Laboratory of Biochemical Genetics and Metabolism, The Rockefeller University, Box 179, New York, NY 10065, USA.
Arterioscler Thromb Vasc Biol. 2012 Oct;32(10):2510-5. doi: 10.1161/ATVBAHA.112.254110. Epub 2012 Sep 4.
Vitamin D deficiency is common and associated with dyslipidemia. However, it is unclear whether oral vitamin D supplementation improves the lipid profile. Therefore, we conducted a randomized, placebo-controlled trial to determine the short-term effects of vitamin D repletion on the lipid profile.
One hundred fifty-one vitamin D-deficient (25-hydroxyvitamin D <20 ng/mL) adults with elevated risk for cardiovascular disease were randomized to receive either 50 000 IU of vitamin D3 weekly for 8 weeks or placebo. The primary outcome was the change in small low-density lipoprotein (LDL) particle number. Secondary outcomes included changes in other nuclear magnetic resonance-based and chemical lipid fractions. Vitamin D failed to improve the lipid profile. Compared with the placebo, vitamin D repletion did not change small LDL particle number (mean change, +18 nmol/L; 95% CI [-80 to +116 nmol/L]; P=0.63). There were also no changes in the chemical lipid profile: total cholesterol (+5.8 mg/dL, 95% CI [-1.4 to +13.0 mg/dL], P=0.14); LDL cholesterol (+3.8 mg/dL, 95% CI [-2.5 to +10.2 mg/dL], P=0.13); high-density lipoprotein cholesterol (+0.4 mg/dL 95% CI [-1.6 to +2.6 mg/dL], P=0.71); and triglycerides (+7.9 mg/dL 95% CI [-6.5 to +22.3 mg/dL]). In the vitamin D repletion group, exploratory multivariate regression analysis demonstrates that changes in LDL cholesterol were positively correlated with the changes in serum calcium (P<0.001) and inversely with the changes in serum parathyroid hormone (P=0.02).
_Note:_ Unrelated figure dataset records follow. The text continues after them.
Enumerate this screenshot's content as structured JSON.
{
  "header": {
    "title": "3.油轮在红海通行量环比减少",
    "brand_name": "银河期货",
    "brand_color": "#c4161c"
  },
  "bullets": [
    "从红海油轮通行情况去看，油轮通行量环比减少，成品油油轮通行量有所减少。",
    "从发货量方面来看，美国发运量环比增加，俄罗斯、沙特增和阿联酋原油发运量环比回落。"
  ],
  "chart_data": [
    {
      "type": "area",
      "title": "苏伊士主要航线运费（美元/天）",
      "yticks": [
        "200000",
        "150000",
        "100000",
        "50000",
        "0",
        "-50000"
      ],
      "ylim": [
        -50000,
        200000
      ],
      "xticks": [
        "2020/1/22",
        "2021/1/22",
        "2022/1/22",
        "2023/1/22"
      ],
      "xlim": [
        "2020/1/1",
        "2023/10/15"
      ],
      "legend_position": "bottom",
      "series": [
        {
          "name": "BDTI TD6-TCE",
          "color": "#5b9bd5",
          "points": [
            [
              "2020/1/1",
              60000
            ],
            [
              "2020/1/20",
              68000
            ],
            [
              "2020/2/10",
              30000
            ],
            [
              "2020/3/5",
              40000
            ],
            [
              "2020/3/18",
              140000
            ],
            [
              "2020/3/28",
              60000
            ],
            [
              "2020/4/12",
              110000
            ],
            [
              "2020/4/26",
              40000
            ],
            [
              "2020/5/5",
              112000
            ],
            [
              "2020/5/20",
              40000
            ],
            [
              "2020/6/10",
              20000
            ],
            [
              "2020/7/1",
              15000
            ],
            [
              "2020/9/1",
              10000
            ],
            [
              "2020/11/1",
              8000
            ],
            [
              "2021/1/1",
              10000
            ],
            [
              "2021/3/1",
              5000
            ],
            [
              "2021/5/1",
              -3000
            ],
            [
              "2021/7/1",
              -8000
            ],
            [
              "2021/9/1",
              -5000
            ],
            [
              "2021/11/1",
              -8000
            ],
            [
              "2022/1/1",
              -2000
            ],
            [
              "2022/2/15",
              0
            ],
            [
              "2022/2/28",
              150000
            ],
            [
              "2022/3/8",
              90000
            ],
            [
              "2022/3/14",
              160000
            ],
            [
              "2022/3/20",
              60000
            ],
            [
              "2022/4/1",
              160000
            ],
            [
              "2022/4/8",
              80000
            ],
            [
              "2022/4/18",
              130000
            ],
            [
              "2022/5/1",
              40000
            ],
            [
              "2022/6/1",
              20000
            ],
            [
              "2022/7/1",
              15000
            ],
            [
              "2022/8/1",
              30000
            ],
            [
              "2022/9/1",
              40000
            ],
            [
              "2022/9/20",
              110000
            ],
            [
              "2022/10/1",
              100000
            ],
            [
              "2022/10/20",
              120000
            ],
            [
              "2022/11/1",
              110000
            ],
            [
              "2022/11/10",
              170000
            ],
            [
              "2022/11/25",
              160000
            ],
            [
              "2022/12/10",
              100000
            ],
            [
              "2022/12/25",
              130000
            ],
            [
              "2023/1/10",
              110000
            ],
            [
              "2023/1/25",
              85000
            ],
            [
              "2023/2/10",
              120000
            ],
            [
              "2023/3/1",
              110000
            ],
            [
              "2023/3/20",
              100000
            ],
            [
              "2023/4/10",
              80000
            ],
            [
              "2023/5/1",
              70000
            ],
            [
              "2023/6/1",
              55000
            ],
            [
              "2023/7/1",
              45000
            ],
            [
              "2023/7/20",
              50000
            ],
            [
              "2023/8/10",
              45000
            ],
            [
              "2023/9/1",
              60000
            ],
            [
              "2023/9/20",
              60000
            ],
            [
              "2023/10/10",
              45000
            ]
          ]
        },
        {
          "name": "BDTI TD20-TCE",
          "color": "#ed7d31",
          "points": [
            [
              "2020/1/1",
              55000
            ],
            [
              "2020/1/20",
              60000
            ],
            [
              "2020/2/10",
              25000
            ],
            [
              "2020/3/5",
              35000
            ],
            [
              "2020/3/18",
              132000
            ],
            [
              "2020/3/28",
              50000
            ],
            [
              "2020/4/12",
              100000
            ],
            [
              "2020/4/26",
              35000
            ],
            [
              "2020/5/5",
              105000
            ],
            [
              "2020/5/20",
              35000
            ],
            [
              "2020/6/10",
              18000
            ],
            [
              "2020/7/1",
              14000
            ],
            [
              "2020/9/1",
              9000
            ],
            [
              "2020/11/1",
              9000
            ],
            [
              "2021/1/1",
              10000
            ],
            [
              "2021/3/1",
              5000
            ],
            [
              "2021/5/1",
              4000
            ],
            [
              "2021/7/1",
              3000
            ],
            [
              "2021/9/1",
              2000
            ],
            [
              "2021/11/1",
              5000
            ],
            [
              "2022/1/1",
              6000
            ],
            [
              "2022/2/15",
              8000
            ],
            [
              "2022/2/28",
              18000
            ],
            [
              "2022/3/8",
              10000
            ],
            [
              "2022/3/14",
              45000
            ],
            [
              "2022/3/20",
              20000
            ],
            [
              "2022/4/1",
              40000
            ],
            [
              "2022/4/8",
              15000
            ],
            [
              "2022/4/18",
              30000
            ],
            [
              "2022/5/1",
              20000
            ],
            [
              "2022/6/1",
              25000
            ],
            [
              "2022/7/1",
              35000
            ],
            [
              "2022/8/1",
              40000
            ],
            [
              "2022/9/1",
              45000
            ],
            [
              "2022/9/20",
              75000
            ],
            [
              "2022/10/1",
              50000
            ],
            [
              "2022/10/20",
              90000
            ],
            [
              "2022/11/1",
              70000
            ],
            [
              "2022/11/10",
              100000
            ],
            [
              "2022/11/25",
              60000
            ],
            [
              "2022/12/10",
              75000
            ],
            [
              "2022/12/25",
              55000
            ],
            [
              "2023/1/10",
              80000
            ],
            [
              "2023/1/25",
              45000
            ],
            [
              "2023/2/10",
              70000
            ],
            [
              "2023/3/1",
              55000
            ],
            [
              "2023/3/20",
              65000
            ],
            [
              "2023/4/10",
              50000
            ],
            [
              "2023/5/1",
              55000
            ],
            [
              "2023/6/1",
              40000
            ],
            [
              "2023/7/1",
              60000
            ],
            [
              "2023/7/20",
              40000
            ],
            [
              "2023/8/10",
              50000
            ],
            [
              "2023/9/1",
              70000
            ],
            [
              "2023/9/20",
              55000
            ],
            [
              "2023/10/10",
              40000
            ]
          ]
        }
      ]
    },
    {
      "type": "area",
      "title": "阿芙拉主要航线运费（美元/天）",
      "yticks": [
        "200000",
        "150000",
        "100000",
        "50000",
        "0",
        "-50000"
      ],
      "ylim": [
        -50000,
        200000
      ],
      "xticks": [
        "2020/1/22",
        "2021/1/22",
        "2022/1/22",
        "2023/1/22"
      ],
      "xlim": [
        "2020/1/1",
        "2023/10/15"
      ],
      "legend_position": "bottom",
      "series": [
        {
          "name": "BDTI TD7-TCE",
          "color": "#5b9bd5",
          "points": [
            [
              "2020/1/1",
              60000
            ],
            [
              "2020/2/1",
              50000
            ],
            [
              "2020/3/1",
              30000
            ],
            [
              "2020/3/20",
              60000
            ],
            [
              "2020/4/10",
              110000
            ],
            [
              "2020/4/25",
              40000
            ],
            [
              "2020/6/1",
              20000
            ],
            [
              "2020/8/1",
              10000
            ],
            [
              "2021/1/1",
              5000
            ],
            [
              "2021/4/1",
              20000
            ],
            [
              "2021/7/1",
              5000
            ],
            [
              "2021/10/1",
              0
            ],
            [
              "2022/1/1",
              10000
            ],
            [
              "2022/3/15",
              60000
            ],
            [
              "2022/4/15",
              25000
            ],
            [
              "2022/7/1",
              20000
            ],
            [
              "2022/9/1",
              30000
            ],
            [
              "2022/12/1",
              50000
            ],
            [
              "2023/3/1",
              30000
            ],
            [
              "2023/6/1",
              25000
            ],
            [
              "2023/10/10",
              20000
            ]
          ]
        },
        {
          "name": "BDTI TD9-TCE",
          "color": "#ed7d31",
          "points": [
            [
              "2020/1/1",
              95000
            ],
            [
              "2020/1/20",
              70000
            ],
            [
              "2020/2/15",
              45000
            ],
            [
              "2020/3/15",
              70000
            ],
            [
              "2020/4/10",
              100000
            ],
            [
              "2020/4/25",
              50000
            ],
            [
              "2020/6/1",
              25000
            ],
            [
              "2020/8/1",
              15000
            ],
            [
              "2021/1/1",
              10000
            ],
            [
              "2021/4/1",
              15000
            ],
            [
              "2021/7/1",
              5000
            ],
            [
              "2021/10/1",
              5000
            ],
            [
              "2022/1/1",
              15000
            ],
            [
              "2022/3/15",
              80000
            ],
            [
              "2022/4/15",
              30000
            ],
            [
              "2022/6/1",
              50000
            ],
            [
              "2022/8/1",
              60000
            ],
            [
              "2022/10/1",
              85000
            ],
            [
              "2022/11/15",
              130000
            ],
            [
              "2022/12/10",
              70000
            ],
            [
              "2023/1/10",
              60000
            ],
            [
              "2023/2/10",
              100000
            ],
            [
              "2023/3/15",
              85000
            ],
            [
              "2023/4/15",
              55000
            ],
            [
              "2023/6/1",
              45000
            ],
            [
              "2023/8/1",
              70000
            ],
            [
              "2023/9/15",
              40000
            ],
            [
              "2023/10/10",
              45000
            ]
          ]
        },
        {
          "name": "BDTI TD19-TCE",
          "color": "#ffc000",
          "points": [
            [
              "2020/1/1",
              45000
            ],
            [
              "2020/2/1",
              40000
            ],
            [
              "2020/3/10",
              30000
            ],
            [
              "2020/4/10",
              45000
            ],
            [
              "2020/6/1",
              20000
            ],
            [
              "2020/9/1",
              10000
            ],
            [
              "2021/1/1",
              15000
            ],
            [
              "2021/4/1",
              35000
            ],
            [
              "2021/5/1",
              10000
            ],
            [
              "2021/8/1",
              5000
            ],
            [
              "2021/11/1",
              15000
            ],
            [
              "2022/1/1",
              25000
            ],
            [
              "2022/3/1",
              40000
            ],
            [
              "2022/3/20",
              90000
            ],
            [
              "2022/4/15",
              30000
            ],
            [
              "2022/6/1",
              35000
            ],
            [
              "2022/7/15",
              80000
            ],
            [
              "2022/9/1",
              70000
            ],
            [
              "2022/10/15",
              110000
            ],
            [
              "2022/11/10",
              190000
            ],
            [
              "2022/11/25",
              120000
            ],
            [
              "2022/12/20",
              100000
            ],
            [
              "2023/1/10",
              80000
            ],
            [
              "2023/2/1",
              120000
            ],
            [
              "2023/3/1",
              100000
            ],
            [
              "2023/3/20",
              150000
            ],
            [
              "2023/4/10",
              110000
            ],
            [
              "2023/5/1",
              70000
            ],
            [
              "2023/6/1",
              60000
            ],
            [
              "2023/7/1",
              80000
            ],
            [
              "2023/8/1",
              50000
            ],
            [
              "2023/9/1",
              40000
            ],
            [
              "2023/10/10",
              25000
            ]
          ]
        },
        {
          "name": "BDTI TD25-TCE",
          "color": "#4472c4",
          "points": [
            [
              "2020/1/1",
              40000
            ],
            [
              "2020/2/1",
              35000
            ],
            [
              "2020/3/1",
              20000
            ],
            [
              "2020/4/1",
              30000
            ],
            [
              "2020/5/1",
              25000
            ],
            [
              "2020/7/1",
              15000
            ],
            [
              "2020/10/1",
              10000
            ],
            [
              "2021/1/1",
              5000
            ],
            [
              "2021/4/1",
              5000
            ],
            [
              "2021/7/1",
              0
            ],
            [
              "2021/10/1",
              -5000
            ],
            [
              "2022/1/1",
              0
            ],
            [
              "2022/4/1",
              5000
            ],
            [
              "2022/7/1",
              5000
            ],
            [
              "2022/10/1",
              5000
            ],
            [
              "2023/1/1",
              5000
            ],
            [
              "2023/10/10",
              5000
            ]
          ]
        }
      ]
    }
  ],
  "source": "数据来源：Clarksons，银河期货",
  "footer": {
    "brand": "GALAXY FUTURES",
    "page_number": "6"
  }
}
In contrast to the association between low 25-hydroxyvitamin D levels and dyslipidemia, correcting vitamin D deficiency in the short-term does not improve the lipid profile. Repletion of 25-hydroxyvitamin D levels raised serum calcium levels and decreased serum parathyroid hormone levels. These expected physiological responses to vitamin D therapy were correlated with a significant increase in LDL cholesterol. Clinical Trial Registration- URL: http://www.clinicaltrials.gov. Unique identifier: NCT01008384.
维生素 D 缺乏很常见,且与血脂异常有关。然而,口服维生素 D 补充剂是否能改善血脂谱尚不清楚。因此,我们进行了一项随机、安慰剂对照试验,以确定维生素 D 补充对血脂谱的短期影响。
151 名维生素 D 缺乏症(25-羟维生素 D<20ng/mL)且心血管疾病风险增加的成年人被随机分为两组,分别接受每周 50000IU 的维生素 D3 治疗 8 周或安慰剂。主要结局是小而密低密度脂蛋白(LDL)颗粒数的变化。次要结局包括基于核磁共振和化学脂质的其他指标的变化。维生素 D 未能改善血脂谱。与安慰剂相比,维生素 D 补充并未改变小 LDL 颗粒数(平均变化,+18nmol/L;95%CI[-80 至+116nmol/L];P=0.63)。化学脂质谱也没有变化:总胆固醇(+5.8mg/dL,95%CI[-1.4 至+13.0mg/dL],P=0.14);LDL 胆固醇(+3.8mg/dL,95%CI[-2.5 至+10.2mg/dL],P=0.13);高密度脂蛋白胆固醇(+0.4mg/dL,95%CI[-1.6 至+2.6mg/dL],P=0.71);和甘油三酯(+7.9mg/dL,95%CI[-6.5 至+22.3mg/dL])。在维生素 D 补充组中,探索性多元回归分析表明,LDL 胆固醇的变化与血清钙的变化呈正相关(P<0.001),与甲状旁腺激素的变化呈负相关(P=0.02)。
与低 25-羟维生素 D 水平与血脂异常的相关性相反,短期内纠正维生素 D 缺乏并不能改善血脂谱。25-羟维生素 D 水平的补充提高了血清钙水平,降低了血清甲状旁腺激素水平。这些对维生素 D 治疗的预期生理反应与 LDL 胆固醇的显著增加有关。